Maybe you're wondering if I'm watching the RNC. Are you kidding? Wouldn't miss it, and I'm finding it great fun, tho' I thought the iDick was a tad boring. But, the convention is rife with opportunies for incredulous laughter, sarcastic jokes, and find-a-person-of-color scavenger hunts. But of course, what you don't see on TV is all the eating. It takes a lot of calories to delude yourself like that, and so enthusiastically, too. Here are some reports:

Unknown third Musketeer beats out Gov. George E. Pataki of New York and House Speaker J. Dennis Hastert in being able to pour beer:
The governor and the speaker migrated behind the bar. They rolled up their sleeves and began pulling pints of ale. Well, they tried to: "Unfortunately," said an aide to the governor, who confirmed the event, "all they could get from the tap was foam."

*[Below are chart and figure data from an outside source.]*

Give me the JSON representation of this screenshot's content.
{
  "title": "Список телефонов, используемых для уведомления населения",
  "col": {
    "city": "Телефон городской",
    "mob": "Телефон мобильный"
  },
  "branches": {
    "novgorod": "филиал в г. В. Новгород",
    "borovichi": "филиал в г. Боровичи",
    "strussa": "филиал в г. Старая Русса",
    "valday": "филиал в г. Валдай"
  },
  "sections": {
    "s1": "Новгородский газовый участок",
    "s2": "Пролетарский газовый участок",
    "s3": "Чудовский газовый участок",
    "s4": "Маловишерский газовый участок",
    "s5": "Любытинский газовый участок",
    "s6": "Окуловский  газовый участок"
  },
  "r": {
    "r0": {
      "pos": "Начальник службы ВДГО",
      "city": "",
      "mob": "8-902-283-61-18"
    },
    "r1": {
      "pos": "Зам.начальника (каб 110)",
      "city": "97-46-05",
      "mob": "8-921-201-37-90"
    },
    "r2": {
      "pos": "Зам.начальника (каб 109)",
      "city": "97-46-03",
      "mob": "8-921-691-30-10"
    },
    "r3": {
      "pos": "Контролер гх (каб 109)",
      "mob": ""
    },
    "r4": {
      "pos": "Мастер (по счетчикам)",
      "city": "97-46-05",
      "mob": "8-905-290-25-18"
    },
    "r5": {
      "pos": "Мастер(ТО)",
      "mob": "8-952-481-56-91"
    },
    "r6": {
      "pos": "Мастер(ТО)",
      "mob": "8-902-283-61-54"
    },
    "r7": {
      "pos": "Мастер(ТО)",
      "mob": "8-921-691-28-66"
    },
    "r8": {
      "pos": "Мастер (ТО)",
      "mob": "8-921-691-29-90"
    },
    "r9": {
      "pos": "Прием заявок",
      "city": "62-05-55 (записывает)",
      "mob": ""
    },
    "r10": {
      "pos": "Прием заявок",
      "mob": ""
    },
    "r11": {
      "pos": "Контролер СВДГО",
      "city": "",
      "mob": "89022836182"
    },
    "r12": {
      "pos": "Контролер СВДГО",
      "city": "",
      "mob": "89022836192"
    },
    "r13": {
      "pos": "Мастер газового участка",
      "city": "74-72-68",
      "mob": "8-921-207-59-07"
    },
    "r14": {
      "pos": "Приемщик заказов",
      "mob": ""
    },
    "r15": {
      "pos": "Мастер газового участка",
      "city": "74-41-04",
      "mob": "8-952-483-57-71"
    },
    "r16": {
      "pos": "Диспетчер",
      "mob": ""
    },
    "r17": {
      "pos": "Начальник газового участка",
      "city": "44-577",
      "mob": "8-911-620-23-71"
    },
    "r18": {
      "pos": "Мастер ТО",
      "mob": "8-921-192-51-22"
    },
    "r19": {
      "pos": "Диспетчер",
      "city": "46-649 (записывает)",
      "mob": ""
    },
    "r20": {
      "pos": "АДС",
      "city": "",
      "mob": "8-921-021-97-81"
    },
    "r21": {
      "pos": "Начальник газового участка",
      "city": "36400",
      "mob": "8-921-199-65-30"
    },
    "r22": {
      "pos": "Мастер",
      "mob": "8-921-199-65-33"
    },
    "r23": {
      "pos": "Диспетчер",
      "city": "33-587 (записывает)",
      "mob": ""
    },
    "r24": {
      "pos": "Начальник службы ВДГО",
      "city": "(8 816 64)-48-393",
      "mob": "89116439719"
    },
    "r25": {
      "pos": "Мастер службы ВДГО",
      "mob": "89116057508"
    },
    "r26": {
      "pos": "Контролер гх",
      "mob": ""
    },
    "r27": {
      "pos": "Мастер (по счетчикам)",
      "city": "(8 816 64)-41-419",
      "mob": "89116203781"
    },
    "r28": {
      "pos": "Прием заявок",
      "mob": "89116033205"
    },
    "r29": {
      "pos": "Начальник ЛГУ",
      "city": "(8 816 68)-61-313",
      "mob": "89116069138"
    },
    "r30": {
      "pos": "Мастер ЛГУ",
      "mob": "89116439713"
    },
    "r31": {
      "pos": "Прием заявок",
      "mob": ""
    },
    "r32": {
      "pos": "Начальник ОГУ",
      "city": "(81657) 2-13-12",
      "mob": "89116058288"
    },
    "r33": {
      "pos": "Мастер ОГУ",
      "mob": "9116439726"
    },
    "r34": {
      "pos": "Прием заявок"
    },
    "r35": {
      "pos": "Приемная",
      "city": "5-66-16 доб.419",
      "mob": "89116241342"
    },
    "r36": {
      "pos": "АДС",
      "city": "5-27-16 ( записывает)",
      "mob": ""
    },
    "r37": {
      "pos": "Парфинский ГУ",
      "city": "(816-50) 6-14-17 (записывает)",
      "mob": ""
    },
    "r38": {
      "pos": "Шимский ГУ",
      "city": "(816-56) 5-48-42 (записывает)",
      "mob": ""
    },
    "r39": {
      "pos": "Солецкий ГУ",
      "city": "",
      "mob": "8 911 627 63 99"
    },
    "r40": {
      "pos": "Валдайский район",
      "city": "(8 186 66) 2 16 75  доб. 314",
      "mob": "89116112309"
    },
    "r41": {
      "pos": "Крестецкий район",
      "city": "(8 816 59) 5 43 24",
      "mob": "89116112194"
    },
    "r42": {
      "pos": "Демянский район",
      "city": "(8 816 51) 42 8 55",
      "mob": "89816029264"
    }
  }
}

The Post reports that FOX News Channel commentator Cal Thomas couldn't find the bottle of ketchup for his ham and cheese omelet at the Double Tree Hotel restaurant.
When Thomas asked for some, the waiter brought him ketchup in an unmarked dish. Turns out the Illinois GOP delegation is staying at the hotel. "We were afraid the Heinz bottles would offend the delegates," the mousy management explained.

We are very sorry to have missed the Halliburton breakfast for the Texas delegation and the Qorvis/NRA/tobacoo lobby party, but I'd really like to hang out at the Tick Tock Diner, on the corner of 34th St. and 8th Ave, which CNN has rented out for the week:
nside the CNN Diner, your money is no good. There's an open bar, with CNN-themed cocktails like the "Crossfire Island," and peanuts and edamame peas for snacks. Staffers can enjoy, for free, a full menu of diner food -- burgers, popcorn shrimp, and "CNN Fries." News hounds not lucky enough to be employed by "The Most Trusted Name in News" -- and thus confined to the Garden's sweaty basement and sad-looking sandwiches -- can be forgiven for feeling jealous.

Could it GET more NoCal?

The EssEffist rightly mocks the San Francisco Chronicle's comparison of A's wine and Giant's wine. Yes, it's true: the Oakland A's, with their $2 Wednesdays and fans who go to Hayward for fun, have this year introduced the A's Private Label wine, made by Markham Vineyards in St. Helena. The Sauvignon Blanc, a 2003 vintage, is reportedly excellent, a "fine palate cleanser for heavy food like garlic fries or linguisa sausage with peppers and onions".

The Giants, not to be outdone, have 15 different Northern California bottlings within easy reach. Even the bleachers have a wine cart with eight choices. And so "All over SBC Park you see fans toting their little plastic cups of wine."

What's more quintessentially, classically, American than to sit back in the bleachers for a ball game with a hot dog and a fine glass of Merlot?